The key issue for the court was whether parts of the act, particularly the section which applied to Prins, disclosed an offence, because there were no penalty clauses for several offences.
In the judgment, it emerged that 29 sexual offences described in three chapters of the act did not contain any penalty clauses.
In Prins’s case, it was the state’s argument that it was the legislature’s intention to omit the question of punishment from the act because it intended to leave the issue of punishment to the discretion of the court.
However, Pieter Botha, for Prins, asked why, if this was indeed the intention, the legislature had not said so. In yesterday’s judgment, Judge André Blignault said the concept of conferring such a discretion on the court would “contradict and totally undermine” the legal principle of no penalty without a law.
The reason for that principle was that citizens were informed of the consequences, and to avoid the imposition of arbitrary penalties.
The court found that the magistrate was correct in deciding that the charge did not disclose an offence.

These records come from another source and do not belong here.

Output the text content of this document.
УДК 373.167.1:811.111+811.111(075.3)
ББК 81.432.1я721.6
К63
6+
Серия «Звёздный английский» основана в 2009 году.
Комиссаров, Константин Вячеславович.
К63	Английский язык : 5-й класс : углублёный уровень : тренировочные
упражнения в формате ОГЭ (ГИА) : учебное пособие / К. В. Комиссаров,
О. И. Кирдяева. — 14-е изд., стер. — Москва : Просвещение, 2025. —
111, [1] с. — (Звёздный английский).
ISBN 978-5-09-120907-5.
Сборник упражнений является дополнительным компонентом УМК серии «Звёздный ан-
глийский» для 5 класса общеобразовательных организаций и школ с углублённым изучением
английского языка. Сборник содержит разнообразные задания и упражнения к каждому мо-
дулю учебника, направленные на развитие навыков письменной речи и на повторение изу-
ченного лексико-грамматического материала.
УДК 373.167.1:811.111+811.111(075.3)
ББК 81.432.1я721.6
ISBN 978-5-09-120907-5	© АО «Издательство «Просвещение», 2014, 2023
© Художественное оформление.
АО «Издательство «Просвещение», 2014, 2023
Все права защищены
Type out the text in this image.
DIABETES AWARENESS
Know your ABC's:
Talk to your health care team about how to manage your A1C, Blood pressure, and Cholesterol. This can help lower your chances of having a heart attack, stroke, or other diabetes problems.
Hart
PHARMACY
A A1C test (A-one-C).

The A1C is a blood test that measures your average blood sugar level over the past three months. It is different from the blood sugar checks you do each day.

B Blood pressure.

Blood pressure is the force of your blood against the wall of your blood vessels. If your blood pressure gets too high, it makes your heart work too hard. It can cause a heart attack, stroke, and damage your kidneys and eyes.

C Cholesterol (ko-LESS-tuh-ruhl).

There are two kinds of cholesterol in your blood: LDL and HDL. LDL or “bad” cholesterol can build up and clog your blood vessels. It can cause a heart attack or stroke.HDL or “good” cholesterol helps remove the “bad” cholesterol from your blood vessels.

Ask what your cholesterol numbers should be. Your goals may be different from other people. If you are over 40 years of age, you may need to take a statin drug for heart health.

Judge Chantal Fortuin and Acting Judge Pearl Mantame agreed.
Stephen Tuson, criminal law expert at Wits University, said the effect the judgment could have on pending cases was “extraordinary”.
It meant those charged with the same or similar offences, where there were no penalty clauses, could ask magistrates to quash the charges.
The magistrate, in turn, would be bound by the High Court ruling. Tuson also said it was “fortuitous” that rape was covered by another act.
Commenting on the effect it could have on cases already finalised, Tuson said the courts could expect a rush of people applying to have their convictions set aside. His view was that the legislature made an error in the act.
William Booth, chairman of the Law Society’s Criminal Committee, said the issue had been discussed among lawyers.